The benefit of this resource is that you can later expand it with i.e. a timestamp of when it was created, the account responsible of its creation, …
The representation of the account now has two collection links: one to the groups and one to the groupMemberships.
GET /accounts/abc
200 OK
{
"href": "http://api.stormpath.com/v1/accounts/abc",
"name": ...,
"groups": {
"href": "http://api.stormpath.com/v1/accounts/abc/groups"
},
"groupMemberships": {
"href": "http://api.stormpath.com/v1/groupMemberships?accountId=abc"
}
}
Errors
If something goes wrong, tell exactly what failed and how to fix it.

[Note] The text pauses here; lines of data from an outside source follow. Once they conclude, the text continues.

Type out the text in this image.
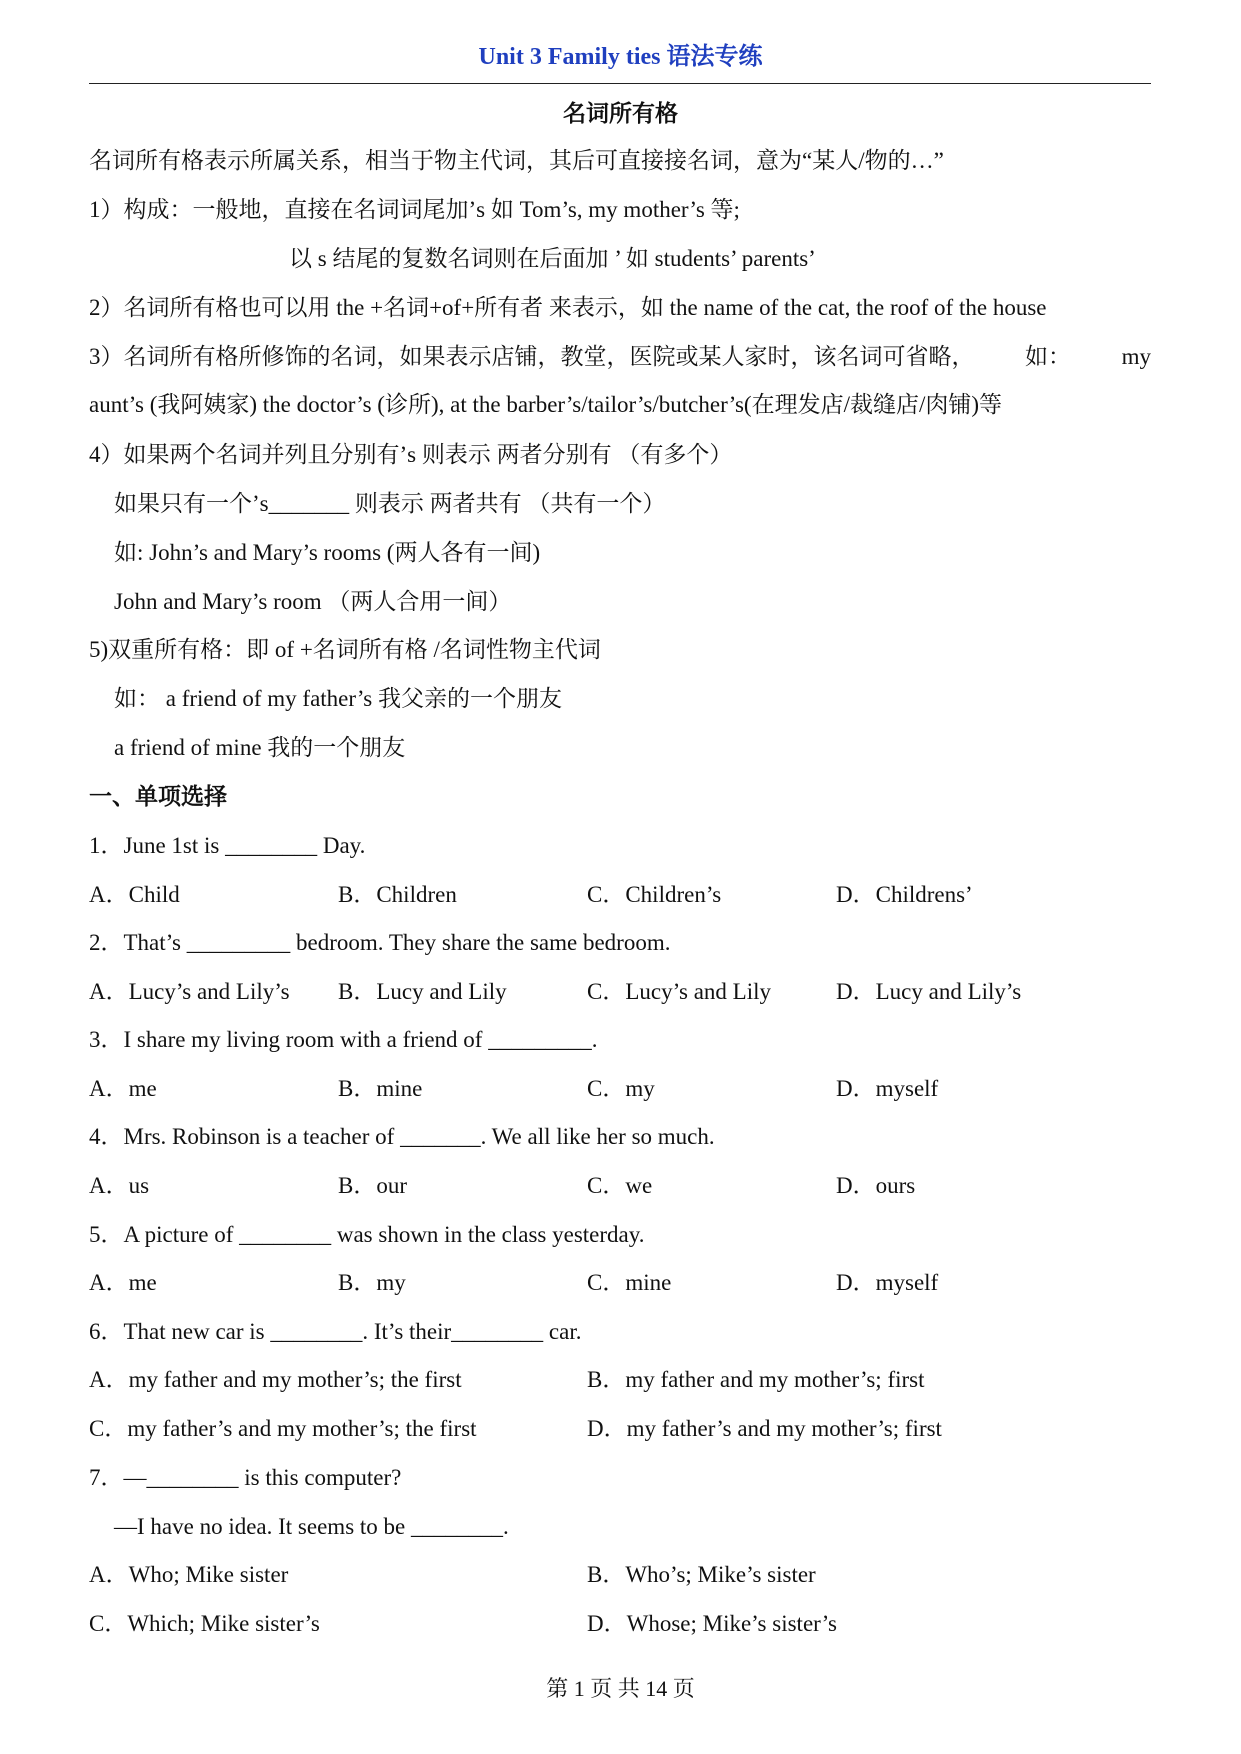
Unit 3 Family ties 语法专练
名词所有格
名词所有格表示所属关系，相当于物主代词，其后可直接接名词，意为“某人/物的…”
1）构成：一般地，直接在名词词尾加’s 如 Tom’s, my mother’s 等;
以 s 结尾的复数名词则在后面加 ’ 如 students’ parents’
2）名词所有格也可以用 the +名词+of+所有者 来表示，如 the name of the cat, the roof of the house
3）名词所有格所修饰的名词，如果表示店铺，教堂，医院或某人家时，该名词可省略， 如： my
aunt’s (我阿姨家) the doctor’s (诊所), at the barber’s/tailor’s/butcher’s(在理发店/裁缝店/肉铺)等
4）如果两个名词并列且分别有’s 则表示 两者分别有 （有多个）
如果只有一个’s_______ 则表示 两者共有 （共有一个）
如: John’s and Mary’s rooms (两人各有一间)
John and Mary’s room （两人合用一间）
5)双重所有格：即 of +名词所有格 /名词性物主代词
如： a friend of my father’s 我父亲的一个朋友
a friend of mine 我的一个朋友
一、单项选择
1．June 1st is ________ Day.
A．Child	B．Children	C．Children’s	D．Childrens’
2．That’s _________ bedroom. They share the same bedroom.
A．Lucy’s and Lily’s B．Lucy and Lily	C．Lucy’s and Lily	D．Lucy and Lily’s
3．I share my living room with a friend of _________.
A．me	B．mine	C．my	D．myself
4．Mrs. Robinson is a teacher of _______. We all like her so much.
A．us	B．our	C．we	D．ours
5．A picture of ________ was shown in the class yesterday.
A．me	B．my	C．mine	D．myself
6．That new car is ________. It’s their________ car.
A．my father and my mother’s; the first	B．my father and my mother’s; first
C．my father’s and my mother’s; the first	D．my father’s and my mother’s; first
7．—________ is this computer?
—I have no idea. It seems to be ________.
A．Who; Mike sister	B．Who’s; Mike’s sister
C．Which; Mike sister’s	D．Whose; Mike’s sister’s
第 1 页 共 14 页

It should be as descriptive as possible.
It should deliver as much information as possible (where possible: you don’t inform if the password is wrong, this is security information)
See articles on Twilio and Apochy about this.
POST /directories
409 Conflict
{
"status": 409,
"code": 40924,
"property": "name",
"message": "",
"developerMessage": "",
"moreInfo": "http://www.stormpath.com/docs/api/errors/40924"
}
HTTP defines only 7 error codes for the server and 17 for the client. Thus have a separate code
field to distinguish the different error conditions.
property
: the name of the property on “directory” that caused the problem.
message
: an end user friendly message.
developerMessage
: a message targeted to the developer with a possible solution.
moreInfo
: a link towards the documentation of the error code.
Security
Avoid sessions, keep your REST API stateless ==> authenticate at each request if necessary
Even sessionId
is not secure enough (copy it from one computer to another and all of a sudden you retrieve the same session)
Authorize based on the resource content not on a URL. Because URLs can change over time and then your security model is broken.
Note: in REST URLs play a very minor part.
Use existing protocols: OAuth1.0a, OAuth2, Basic only over SSL/TLS (because it is a very insecure protocol)
Note: OAuth2 is not more secure then OAuth1.0a. In fact OAuth1.0a is more secure as it uses encryption all over where OAuth2 starts over SSL and goes over to plaintext with the exchange of a bearer token that the client only has and gives to the server and trusts.
Use OAuth1.0a, much simpler.
Use custom authentication schemes if you really, really, really know what you are doing and provide an SDK.
Use API Keys instead of Username/Password.
401 vs 403
401 Unauthorized
: really means Unauthenticated (invalid credentials)
403 Forbidden
: really means Unauthorized (valid credentials, but sorry you are not allowed)
HTTP Authentication Schemes
Server response: issues a challenge
Header: WWW-Authenticate: <scheme-name> realm: "Application Name"
Client request: submit credentials
Header: Authorization: <scheme-name> <data>
API Keys
Much more secure then username/password because of a much higher entropy (random machine generation)
Password Reset: breaks the clients as clients need to be updated
Speed: username/password need encryption using algorithm like bcrypt which slows down the authentication mechanism (do not use MD5 or SHA1, easily attack able with brute force). Perfectly acceptable for login, not for REST API.
Limited Exposure: generated on the fly and available for download (no copy paste from the screen)
Traceability: allows you to trace your clients usage of the API
IDs
Should be globally unique
Avoid sequential numbers (contention: need one resource to generate these, fusking)
Good candidates: UUID (can be generated by a cluster, no contention), ‘Url64’ (128 bit random generated, base64 encoded)
HTTP Method Overrides
Some clients support only GET and POST, not PUT and DELETE ==> add a query param _method
on POST to indicate which method you really want to execute although this is a POST.
POST /accounts/abc?_method=DELETE
Only do this on POST not on GET, because POST is not Idempotent.
Caching & Concurrency Control
Server: sends ETag
header
Client: sends If-None-Match
header with value of ETag to check if the resource was modified
Server: responds with 304 Not Modified
Note: this does not work behind SSL, you then need to do your own caching
Maintenance
Evolution on your API, how to handle this?
URL changes -> HTTP Redirects.
Create abstraction layer/endpoints when migrating.
Use well defined custom media types to indicate the version, or format.